Thursday 15 July 2010

Chess.

The first rule of Chess Club is...

YOU DON'T TALK ABOUT CHESS CLUB.

Second rule of Chess Club...

YOU DO NOT TALK ABOUT CHESS CLUB.


Everyone who was anyone went to Chess Club, and our school team was the pride of the borough.

Now, it won’t surprise you to find out that I was not the greatest chess player, I think that was clear to all. But I did learn a great deal about life, love and human behaviour whilst playing chess, for I found it to be a window to the soul, and I’m grateful for a certain amount of the unrelenting indoctrination that was provided.

There were many egg-headed offspring at my school that spent every available second of the day reading chess books, perfecting strategies, sage techniques and killer moves.

They was disciplined, and organised.

I had no special information or carefully planned tactics, but I had other skills. I was advanced emotionally, if not academically, and therefore used psychological tricks to put off or upset my opponents. Sometimes I would just stare at them and smile, to make them feel uncomfortable, or perhaps feign injury to distract, or garner sympathy. Other times I’d calmly ask them questions about their family to break their iron will, cause a loss of focus and force mistakes.

It was dog-eat-dog, and I was a Doberman.

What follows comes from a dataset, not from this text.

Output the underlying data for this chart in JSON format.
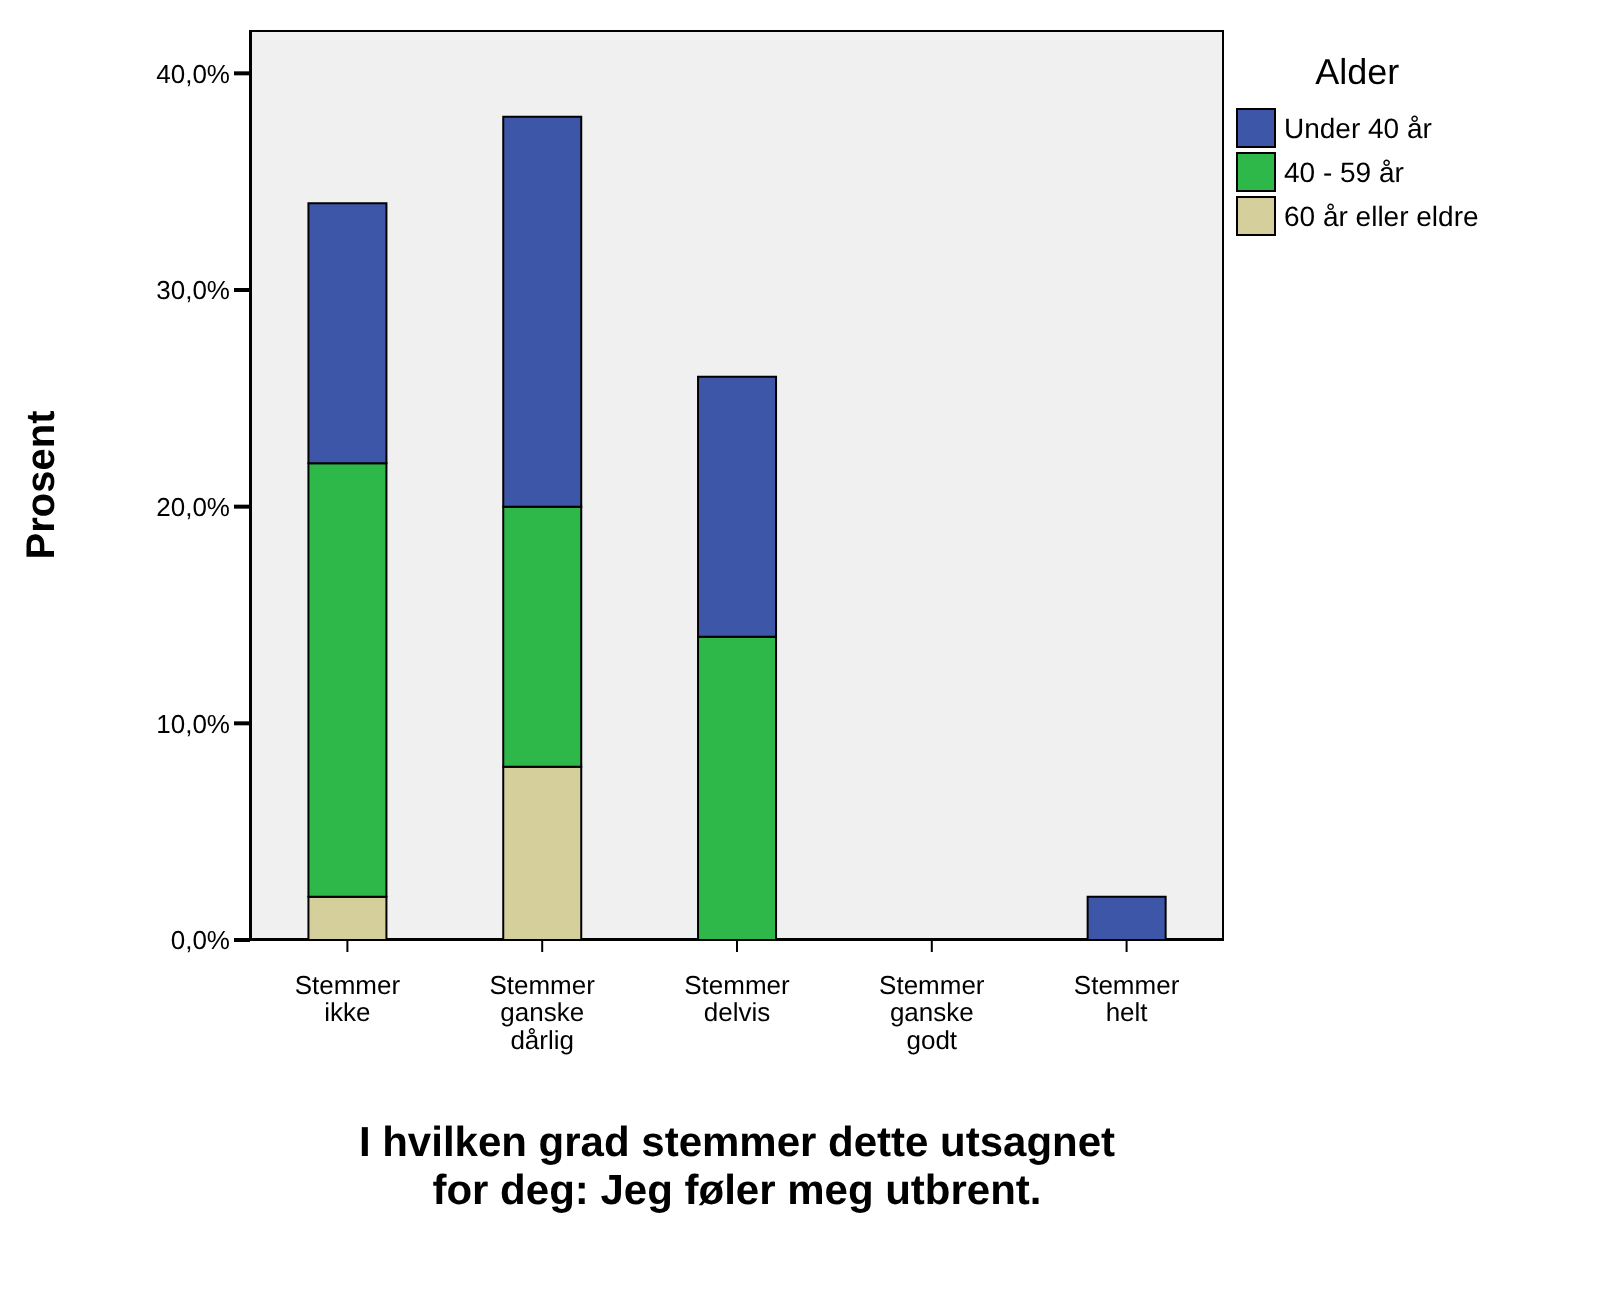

I played at many tournaments, and was occasionally successful.

Chess tournaments are extremely strange. Partly because they are unusually lucrative in terms of prize money, but also because no parents are ever allowed there. Or at least, that’s what the parents told us.

Very clever, parents are.

If you’re not participating, chess tournaments must be up there with Rhyl, Chernobyl and Robert Kilroy-Silk’s house as destinations to avoid at all costs. When your kid plays conventional sports you can shout encouragement from the sidelines, chat to other parents, or bring the dog and take it for walkies. At chess tournaments there is no talking, and having a personality is like having cholera – unwelcome. Libraries, The Moon and graveyards have significantly livelier atmospheres, so for the poor incumbent onlooker, it must have been like walking on 10 miles of dead road.

My uniquely illegal tactics had proved popular with the ‘powers that be’ (if not my opponents), and I was a wild card selection to form part of a regional team to play in the National Chess Championships.

There were 5 of us, taking on all comers up and down the land:

• JUSTIN ‘The Kid’ CORBETT
• LARRY ‘Small Step For’ MANN
• RICHARD ‘Rich’ PICKENS
• SCOTT ‘Chips’ PETERSON

And me…
NICHOLAS ‘The Doberman’ CRESSWELL

We were known as ‘The 5 Musketeers’ - by ourselves.

We were good.

And we won the whole competition.

You may remember reading about the famous victory on page 6 in the local newspaper.

“Smile, Nick, smile” shouted everyone, as our pictures were being taken. I was too busy concentrating on hiding from the camera to smile.

What happened to the successful Under-9 National Championship winning Chess Team, and where are they now, you may ask?

Well, I think Corbett, a clean living family man with teeth like a Grand National winner, is currently serving HM The Queen, as a royal footman.

Mann, a ubiquitous former ombudsman, is now serving up food in the café at M&S in Richmond.

Pickens, a charming former farmer, formed a firm of tennis academies, and is now serving up forehands as a professional coach.

As for ‘Chips’ Peterson, unfortunately he’s serving time in Wandsworth Prison for benefit fraud, having claimed substantial quantities of money over many years for his 6 children.

Chips Peterson does not have any children.